The Wall Street bank has been considering the launch of a new trading operation focused on bitcoin and other digital currencies for the past year. Goldman executives concluded that many steps still need to be taken, most of them outside the bank’s control, before a regulated bank would be allowed to trade cryptocurrencies, according to Business Insider.
“In response to client interest in various digital products, we are exploring how best to serve them in the space. At this point, we have not reached a conclusion on the scope of our digital asset offering,” Goldman Sachs said in a statement to CNBC.
Bitcoin fell 5.3 percent Wednesday after the report, according to Coinbase data.
Brian Kelly of BKCM, a crypto hedge fund, said the Goldman report was behind the negative sentiment in bitcoin Wednesday morning.
“They were not a part of the ecosystem yet, but to the extent that they represent the institutional herd, this is a negative,” he said.

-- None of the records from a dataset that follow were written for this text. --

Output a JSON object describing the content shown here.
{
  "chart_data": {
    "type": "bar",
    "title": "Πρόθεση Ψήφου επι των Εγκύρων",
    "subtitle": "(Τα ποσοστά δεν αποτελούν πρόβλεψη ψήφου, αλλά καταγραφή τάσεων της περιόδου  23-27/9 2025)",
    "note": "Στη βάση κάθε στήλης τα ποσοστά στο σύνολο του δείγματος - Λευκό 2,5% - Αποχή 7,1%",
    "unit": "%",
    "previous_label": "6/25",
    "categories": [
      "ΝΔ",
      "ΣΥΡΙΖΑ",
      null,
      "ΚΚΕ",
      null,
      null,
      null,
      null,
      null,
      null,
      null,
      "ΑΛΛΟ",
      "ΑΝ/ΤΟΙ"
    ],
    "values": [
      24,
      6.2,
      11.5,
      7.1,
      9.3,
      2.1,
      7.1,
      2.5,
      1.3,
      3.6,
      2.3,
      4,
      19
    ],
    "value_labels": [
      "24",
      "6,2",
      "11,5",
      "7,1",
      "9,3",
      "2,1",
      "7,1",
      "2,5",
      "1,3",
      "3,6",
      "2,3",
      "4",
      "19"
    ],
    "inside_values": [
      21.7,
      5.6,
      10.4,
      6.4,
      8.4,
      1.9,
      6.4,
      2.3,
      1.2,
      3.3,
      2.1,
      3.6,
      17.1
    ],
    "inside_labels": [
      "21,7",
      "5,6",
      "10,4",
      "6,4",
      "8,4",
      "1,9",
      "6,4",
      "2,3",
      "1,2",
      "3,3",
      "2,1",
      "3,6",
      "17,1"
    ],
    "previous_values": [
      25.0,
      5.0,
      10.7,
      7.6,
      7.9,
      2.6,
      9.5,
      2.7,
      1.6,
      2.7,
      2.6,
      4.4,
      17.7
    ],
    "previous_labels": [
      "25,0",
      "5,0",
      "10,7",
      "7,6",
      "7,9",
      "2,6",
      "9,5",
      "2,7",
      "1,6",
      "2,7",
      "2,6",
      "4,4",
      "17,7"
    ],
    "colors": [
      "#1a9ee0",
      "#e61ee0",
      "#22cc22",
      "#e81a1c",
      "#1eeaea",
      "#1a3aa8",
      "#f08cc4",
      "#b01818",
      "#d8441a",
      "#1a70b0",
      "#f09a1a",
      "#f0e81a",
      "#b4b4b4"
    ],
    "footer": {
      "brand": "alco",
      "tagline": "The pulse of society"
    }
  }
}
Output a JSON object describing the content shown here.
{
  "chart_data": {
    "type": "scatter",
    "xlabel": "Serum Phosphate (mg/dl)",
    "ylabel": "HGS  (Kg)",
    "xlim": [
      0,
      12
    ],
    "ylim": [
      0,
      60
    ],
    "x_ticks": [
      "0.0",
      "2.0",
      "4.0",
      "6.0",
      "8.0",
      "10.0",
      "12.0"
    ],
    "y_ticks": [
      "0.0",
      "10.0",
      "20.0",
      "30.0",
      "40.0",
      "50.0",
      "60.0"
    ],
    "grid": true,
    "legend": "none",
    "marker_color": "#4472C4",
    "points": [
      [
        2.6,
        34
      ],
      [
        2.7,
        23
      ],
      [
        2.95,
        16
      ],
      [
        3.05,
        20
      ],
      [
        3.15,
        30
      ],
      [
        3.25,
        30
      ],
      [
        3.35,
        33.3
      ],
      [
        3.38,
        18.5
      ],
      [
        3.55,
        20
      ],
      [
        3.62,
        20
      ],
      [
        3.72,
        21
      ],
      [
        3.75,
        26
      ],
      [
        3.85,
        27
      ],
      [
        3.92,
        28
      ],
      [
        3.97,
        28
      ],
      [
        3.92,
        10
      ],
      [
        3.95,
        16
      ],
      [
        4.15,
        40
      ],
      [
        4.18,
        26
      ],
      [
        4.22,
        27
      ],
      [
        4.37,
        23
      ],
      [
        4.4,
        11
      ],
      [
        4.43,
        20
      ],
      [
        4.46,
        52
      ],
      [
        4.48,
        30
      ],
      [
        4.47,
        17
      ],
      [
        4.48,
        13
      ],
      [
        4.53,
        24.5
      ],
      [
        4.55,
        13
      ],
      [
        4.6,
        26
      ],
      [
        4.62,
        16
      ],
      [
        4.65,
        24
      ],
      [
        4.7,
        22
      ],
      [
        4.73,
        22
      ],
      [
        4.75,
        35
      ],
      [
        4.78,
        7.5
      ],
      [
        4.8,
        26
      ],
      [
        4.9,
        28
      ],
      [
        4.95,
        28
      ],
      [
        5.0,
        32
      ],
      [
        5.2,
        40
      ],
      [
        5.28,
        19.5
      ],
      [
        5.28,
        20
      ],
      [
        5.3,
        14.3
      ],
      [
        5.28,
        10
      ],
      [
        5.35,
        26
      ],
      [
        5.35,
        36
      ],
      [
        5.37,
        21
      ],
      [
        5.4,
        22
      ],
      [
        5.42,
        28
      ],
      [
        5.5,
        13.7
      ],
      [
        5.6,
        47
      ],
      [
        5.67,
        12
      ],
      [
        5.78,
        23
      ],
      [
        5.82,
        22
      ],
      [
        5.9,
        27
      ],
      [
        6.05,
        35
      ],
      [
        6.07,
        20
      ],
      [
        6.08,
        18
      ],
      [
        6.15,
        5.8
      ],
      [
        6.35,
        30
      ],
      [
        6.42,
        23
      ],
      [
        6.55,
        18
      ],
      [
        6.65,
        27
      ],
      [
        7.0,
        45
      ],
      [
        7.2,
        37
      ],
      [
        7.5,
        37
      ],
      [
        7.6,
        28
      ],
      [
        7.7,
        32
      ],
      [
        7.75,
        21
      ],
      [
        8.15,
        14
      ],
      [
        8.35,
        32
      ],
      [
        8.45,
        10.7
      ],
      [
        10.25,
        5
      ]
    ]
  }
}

The U.S. Securities and Exchange Commission warned last year that some of the coins issued in ICOs could be considered securities, meaning trading them would have to comply with federal securities laws. Bitcoin bulls got a ray of hope that U.S. regulators might approve bitcoin exchange-traded funds from ProShares but those bids were rejected. Those two rebuttals follow on the heels of several other crypto ETFs denied this summer, as the SEC’s rejected bids from GraniteShares, Direxion and the Winklevoss brothers.